Fig. 3.. Multivariable modeling of COVID-19 risk shows that PsV neutralization titers and anti-spike bAbs perform best as CoRs, with no improvement in performance by including multiple markers.

(A) Shown is the estimated COVID-19 hazard ratio per SD increase of the indicated antibody marker value in baseline SARS-CoV-2–negative per-protocol vaccine recipients. Hazard ratio was assessed using multivariable models. The two-phase sampling Cox model was adjusted for baseline risk score, at-risk status, and community of color status. The P values are from a generalized Wald test of the null hypothesis that all assay marker variables have null association. (B) The forest plot shows discrete Super Learner performance (weighted CV-AUC with 95% CI) for baseline risk factors, the top binding model, the top PsV-nAb model, the top wild-type live virus (WT-LV)–nAb model, and the model including all marker variables. All models include the baseline risk factors. The top binding model includes D57 bAb spike IgG, the top PsV-nAb model includes D29 and D57 PsV-nAb ID₈₀, and the top LV-MN₅₀ model includes D57 LV-MN₅₀. The dashed vertical line indicates a CV-AUC of 0.5 (the prediction performance achieved by random guessing). (C) Shown are the distributions of weighted CV-estimated prediction probabilities for post-D57 cases (n = 36) and non-cases (n = 1005) using discrete Super Learner for baseline risk factors, the top binding model, the top PsV-nAb model, the top WT-LV-MN₅₀ model, and the model including all marker variables.
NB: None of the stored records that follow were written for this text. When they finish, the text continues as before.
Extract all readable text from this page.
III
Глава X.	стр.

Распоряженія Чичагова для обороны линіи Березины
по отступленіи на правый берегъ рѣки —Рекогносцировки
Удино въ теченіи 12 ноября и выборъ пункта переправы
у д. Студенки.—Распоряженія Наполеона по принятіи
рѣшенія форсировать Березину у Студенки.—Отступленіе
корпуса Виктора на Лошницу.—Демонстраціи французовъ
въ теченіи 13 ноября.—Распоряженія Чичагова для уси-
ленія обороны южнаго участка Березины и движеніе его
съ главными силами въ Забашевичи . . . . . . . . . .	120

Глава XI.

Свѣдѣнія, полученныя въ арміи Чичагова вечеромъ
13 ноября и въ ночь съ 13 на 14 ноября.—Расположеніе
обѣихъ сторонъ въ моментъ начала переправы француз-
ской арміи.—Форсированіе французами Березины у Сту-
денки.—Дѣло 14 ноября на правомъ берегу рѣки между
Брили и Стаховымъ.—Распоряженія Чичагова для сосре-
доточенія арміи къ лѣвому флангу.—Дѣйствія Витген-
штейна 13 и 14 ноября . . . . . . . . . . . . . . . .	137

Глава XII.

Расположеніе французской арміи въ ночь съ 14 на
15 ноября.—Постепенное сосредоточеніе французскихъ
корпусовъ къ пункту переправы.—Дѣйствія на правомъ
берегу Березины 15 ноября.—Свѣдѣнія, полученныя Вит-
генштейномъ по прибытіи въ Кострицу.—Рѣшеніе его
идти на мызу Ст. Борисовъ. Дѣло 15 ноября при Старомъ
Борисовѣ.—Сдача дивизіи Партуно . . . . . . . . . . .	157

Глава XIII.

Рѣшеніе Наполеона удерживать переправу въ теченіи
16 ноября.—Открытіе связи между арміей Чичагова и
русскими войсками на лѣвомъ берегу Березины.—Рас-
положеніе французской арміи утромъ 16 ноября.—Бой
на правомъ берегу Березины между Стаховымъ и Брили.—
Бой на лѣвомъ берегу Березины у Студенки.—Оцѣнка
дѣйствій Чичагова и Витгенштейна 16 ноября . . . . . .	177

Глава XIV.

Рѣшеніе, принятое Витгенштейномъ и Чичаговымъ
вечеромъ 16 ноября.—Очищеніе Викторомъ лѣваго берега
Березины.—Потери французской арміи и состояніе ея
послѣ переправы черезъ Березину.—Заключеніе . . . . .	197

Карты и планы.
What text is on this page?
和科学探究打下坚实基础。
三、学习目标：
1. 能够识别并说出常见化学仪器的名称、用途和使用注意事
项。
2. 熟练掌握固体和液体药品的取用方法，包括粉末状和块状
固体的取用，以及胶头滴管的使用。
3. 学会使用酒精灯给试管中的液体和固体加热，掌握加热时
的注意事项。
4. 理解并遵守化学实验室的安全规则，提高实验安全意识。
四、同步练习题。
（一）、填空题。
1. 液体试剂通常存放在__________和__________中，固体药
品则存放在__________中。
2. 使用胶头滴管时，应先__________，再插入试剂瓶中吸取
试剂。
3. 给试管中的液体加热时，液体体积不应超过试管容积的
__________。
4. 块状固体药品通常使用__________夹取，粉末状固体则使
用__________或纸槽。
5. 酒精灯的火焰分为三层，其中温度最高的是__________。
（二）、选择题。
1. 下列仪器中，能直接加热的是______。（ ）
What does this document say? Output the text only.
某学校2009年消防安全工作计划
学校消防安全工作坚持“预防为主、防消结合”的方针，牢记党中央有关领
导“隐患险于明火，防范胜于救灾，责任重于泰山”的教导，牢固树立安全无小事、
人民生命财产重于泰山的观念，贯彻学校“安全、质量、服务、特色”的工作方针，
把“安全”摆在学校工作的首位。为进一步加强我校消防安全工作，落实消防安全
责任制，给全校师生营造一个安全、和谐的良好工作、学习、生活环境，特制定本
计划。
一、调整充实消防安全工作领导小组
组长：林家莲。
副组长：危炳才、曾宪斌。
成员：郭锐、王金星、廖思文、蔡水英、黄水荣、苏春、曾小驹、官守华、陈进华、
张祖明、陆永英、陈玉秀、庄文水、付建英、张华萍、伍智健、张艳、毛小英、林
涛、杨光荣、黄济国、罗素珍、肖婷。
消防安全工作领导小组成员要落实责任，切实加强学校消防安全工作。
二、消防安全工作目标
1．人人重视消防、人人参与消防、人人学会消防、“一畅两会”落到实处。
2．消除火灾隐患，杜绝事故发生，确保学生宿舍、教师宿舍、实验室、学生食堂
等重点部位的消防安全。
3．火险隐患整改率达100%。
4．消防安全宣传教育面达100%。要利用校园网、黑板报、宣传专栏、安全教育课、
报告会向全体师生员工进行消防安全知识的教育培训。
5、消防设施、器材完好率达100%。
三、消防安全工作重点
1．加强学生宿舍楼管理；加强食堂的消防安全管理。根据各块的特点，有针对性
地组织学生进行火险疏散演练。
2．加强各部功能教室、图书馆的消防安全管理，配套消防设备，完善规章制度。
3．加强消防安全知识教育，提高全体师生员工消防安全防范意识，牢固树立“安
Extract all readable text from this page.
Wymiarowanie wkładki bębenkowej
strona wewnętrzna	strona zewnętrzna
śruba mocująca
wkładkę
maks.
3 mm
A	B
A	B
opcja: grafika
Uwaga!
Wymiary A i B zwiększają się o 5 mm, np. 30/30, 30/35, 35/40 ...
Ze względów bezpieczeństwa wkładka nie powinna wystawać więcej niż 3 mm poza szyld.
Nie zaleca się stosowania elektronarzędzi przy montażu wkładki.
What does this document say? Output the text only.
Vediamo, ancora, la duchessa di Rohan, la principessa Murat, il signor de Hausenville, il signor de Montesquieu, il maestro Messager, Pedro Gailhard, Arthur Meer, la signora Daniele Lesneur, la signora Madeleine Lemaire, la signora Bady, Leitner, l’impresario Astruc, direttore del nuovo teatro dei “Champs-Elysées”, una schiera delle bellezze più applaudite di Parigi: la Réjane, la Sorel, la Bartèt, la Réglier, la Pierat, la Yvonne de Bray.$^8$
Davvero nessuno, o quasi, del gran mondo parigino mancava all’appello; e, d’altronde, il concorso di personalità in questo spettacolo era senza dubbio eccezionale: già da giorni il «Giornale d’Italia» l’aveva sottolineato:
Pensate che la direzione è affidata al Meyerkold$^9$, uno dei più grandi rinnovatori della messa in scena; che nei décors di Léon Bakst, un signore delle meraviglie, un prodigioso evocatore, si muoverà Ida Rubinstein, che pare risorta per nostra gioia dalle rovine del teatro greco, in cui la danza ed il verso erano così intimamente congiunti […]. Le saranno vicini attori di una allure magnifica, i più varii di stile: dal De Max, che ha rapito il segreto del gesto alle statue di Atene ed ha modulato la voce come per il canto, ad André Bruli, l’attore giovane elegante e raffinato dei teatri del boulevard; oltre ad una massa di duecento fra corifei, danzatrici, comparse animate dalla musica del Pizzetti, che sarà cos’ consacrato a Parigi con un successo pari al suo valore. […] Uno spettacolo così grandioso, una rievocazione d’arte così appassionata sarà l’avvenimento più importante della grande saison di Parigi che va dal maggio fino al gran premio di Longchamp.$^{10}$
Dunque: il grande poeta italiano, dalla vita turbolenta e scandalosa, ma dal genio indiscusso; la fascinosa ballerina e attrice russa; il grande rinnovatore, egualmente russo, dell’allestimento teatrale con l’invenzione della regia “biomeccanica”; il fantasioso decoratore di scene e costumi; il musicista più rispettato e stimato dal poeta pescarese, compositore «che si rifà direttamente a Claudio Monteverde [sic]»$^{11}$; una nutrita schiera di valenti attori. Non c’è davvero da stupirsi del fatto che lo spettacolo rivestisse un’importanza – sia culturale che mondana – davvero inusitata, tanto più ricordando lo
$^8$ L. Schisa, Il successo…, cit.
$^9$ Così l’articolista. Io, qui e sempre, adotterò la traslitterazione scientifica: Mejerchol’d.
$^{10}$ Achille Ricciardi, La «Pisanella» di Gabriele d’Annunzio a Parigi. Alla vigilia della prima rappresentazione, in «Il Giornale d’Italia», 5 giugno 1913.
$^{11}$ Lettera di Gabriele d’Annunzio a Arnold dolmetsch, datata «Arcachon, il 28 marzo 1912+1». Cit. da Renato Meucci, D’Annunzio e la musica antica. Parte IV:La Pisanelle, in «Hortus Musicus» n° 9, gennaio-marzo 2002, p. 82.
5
Post-D57 cases are COVID-19 endpoints starting 7 days after D57 through the end of blinded follow-up (last COVID-19 endpoint 126 days after dose 2). Serological assay readouts assessed as immune correlates were first expressed in values relative to the WHO International Standard for anti–SARS-CoV-2 immunoglobulin (27). bAb readouts were converted to BAU/ml, and PsV-nAb titers and microneutralization assay readouts were calibrated to IU₅₀/ml or IU₈₀/ml. CV-AUC, cross-validated area under the receiver operating characteristic curve.